Он её сам пропустил между пальцами, единственно сам, вот что в этом гадком деле сквернее всего, оттого пропустил, что дурак, если б судьба, так это б ещё ничего.

А всё отчего?

А всё, сукин сын, оттого, думал он, что многие годы, ещё со студенческих лет, когда мальчиком был, он наладился жить с убеждением, разлитым во всём его существе, что он готовит и превосходно приготовил себя на серьёзное, важное, даже, возможно, на чрезвычайное и великое дело, что в одной этой готовности и заключается всё благо жизни и что, в сущности, не имеет никакого значения именно то, когда приступишь к исполнению чрезвычайного и великого дела, если душа переполнена твёрдою готовностью, до краёв переполнена счастливой верой в себя, тут беспокоиться нечего, случай явится сам собой, ничего промедление, всего в несколько месяцев, в год или в два, всё отлично, метаться-то из чего, из какой такой надобности высуня-то язык чрезвычайное и великое дело волком голодным искать?

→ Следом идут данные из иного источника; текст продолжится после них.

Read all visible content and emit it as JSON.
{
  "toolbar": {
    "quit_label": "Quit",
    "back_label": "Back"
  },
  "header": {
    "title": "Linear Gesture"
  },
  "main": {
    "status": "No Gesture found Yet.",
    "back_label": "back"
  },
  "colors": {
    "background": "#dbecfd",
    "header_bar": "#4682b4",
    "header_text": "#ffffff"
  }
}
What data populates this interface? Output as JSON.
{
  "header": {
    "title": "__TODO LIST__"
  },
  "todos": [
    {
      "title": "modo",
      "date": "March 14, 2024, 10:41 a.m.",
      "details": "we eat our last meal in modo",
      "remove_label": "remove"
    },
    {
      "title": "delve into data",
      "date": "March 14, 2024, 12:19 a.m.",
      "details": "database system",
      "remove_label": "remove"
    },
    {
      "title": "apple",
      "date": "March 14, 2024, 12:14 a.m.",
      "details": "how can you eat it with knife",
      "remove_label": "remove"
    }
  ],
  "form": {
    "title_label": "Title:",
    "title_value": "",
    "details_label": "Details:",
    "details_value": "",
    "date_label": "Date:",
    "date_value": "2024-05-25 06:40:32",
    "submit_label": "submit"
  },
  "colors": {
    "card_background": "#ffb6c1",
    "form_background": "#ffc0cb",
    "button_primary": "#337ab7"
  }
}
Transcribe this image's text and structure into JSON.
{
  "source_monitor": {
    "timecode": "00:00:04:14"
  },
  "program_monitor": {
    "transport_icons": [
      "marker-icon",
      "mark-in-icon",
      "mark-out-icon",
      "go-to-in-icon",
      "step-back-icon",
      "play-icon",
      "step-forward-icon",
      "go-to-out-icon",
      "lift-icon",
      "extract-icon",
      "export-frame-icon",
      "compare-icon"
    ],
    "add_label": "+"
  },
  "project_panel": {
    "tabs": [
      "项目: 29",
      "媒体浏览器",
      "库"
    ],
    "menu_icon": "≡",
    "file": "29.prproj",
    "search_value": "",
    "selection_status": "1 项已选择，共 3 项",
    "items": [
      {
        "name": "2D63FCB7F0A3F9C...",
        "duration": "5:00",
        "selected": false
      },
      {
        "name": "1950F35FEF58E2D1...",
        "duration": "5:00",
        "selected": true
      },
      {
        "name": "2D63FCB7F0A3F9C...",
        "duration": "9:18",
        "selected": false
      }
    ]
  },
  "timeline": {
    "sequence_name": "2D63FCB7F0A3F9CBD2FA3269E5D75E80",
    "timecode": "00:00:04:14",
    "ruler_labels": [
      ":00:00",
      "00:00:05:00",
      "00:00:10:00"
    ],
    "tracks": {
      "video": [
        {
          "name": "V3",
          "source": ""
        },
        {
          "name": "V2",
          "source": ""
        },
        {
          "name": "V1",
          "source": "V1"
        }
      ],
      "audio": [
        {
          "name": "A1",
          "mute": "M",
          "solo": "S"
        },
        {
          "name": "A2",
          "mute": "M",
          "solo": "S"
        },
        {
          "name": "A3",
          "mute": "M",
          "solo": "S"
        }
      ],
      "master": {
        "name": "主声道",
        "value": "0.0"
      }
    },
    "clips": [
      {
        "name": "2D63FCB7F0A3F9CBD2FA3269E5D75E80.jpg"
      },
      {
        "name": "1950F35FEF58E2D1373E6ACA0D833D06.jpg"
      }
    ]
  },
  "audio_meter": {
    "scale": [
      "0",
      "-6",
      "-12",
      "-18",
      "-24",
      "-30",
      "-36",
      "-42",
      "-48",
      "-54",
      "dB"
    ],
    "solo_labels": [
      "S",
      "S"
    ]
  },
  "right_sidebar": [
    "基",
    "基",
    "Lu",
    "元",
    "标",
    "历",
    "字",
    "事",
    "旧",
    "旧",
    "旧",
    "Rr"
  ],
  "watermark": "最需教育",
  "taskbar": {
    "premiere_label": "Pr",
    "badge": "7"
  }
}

И вот одна глупая пуля в живот – он оглянулся: позади увиделось одно позорное промедление, и ни единого дня уже не воротишь назад.

А если бы выстрел был сделан в него? Если бы теперь он метался, как Шереметев, с дыркой в боку, с воспалённым от последнего жара лицом?

Что бы осталось в память об нём? Какое чрезвычайное и великое дело?

Звук один его имени: Александр Грибоедов.

И более в памяти современников ровным счётом не отпечатлелось бы ничего.

Даже не тень на стене.

Нет, он не хотел бы так жить, не хотел бы так умереть, чтобы ни звука, ни тени, однако так жил и мог бы так умереть, что самое имя его покрылось бы мраком забвения.

Сколько в памяти поколений отпечатлелось великих имён? Прозвучи трубный глас – и поднялись бы усопшие исполины один за другим, когорта бессмертных: Святослав, Ярослав, Мономах, Иоанн, Пётр Великий, Екатерина, тоже, нет спора, Великая.

Преобразователи, вершители судеб, с познаньем всего, от начала века по днесь, как будто участники во всех делах мира не только при одной своей жизни, но и после дальней, в прахе столетий, славной смерти своей.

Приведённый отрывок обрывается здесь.